We start on St Joseph’s Road and while a few of the houses are empty, most are occupied and many of the front doors are open, demonstrating the trust between residents within the community. J Mac knocks, speaks to a youngster at the door and is just about to go next door when the father comes out and brings J Mac into the back of the terraced house to see where damp has come in through a back door while in another house, the front window and the draught coming through it are pointed out by the occupants while the children inside watch a massive flat screen television.
There is no talk here of NAMA, EU/IMF bailouts, exchequer figures or the state of the economy. It’s what can you do for me today, Mr McGuinness. “All politics is local,” Deputy McGuinness said. He said that in private houses the main issue was mortgage repayments and he had ended up, more often than not, giving advice to couples in financial trouble rather than canvassing.
As he goes door to door, he takes notes of the concerns raised by each voter and after he finishes at 10.02pm goes back to the constituency offices on the O’Loughlin Road and dictates letters to all the people he met and to the relevant officials on the Kilkenny City Borough Council or whatever State agency he needs to get moving to help the people he serves.
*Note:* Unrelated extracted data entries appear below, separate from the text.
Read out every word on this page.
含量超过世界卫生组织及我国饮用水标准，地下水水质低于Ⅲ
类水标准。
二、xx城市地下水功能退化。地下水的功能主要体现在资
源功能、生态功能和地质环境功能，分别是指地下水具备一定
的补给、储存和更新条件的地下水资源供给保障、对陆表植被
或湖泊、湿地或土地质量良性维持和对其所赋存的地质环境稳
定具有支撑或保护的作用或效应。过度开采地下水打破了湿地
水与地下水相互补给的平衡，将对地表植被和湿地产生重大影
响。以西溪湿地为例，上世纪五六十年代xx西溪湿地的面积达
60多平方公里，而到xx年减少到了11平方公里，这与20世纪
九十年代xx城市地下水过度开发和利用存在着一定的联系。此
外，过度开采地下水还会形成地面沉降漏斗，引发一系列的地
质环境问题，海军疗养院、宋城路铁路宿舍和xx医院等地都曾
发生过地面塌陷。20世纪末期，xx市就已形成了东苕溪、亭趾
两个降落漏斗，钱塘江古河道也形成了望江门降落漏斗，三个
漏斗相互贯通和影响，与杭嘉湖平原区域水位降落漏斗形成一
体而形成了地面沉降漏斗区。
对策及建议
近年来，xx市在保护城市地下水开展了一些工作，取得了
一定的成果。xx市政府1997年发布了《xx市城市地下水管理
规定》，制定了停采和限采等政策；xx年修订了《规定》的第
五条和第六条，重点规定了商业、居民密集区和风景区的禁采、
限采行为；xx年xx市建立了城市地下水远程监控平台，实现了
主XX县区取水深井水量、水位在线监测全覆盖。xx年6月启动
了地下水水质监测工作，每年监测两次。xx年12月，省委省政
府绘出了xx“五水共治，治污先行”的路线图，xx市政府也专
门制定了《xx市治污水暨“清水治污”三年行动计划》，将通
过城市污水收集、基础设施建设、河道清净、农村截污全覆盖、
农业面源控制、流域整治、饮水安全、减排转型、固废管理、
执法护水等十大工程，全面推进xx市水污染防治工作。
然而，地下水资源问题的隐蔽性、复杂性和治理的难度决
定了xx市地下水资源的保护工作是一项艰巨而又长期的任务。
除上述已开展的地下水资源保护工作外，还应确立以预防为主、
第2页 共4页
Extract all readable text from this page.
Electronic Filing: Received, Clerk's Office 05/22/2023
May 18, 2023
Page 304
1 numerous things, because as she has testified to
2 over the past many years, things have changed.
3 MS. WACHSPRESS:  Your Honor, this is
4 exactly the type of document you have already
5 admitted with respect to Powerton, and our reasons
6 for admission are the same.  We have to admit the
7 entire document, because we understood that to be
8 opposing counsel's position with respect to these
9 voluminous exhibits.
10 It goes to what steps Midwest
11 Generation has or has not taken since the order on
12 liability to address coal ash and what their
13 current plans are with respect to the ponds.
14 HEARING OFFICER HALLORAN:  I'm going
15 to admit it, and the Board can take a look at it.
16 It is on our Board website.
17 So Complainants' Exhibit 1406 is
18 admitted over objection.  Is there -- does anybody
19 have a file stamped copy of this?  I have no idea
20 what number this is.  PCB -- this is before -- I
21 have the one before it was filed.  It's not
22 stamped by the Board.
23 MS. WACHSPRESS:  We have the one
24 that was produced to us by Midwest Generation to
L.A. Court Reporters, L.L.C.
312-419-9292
While we knock on No 27, John’s wife Margaret is two doors ahead with Cllr Joe Malone pressing the flesh and if there is an over-riding issue, J Mac, as distinct from the golfer G Mac (Graham McDowell), goes to the door and personally deals with an issue raised. Have to feel sorry for his son, Cllr Andrew McGuinness because he will have the job, whether he likes it or not, of dealing with all the queries raised on the canvas.
J Mac is called into one house and in the sitting room is told the woman of the house is waiting on new windows for ten years from the Borough Council. She picks up a Phil Hogan leaflet, winks at me and said that she is busy reading what Fine Gael are going to do for her. The banter is great, this is real canvassing. They are McGuinness number ones even if there is a problem with the sewerage in the house. Again Cllr Andrew will have to do the leg work on that one.
On the other side of the street, former Fianna Fail councillor Pat Fitzpatrick is busy knocking on doors with another party stalwart, Noel Deevy when a message comes for J Mac to meet a particular lady who has voted number one for him in every election he has went in since the start in 1979. She stands at the door and looks at J Mac as if it was the Messiah himself and explained to the Kilkenny People that she was voting for John and not Fianna Fail. The issue of her grandaughter who lives in the house with her and who J Mac helped out is raised. She is 21-years-old and entitled to vote and despite filling in the pink forms in the garda station and returning them to the county council she still hasn’t got the vote, J Mac takes out the pen and makes another note.
“This is what I keep coming across, people who have done the necessary paper work but have not receive the voter this time or the last time back in 2007,” he said.
After the three hours of intense canvassing was over, the entire team headed back to J Mac’s constituency office on O’Loughlin Road where there were sandwiches, tea, coffee and wait for it, a debriefing. It’s no wonder how, and why, John McGuinness gets elected.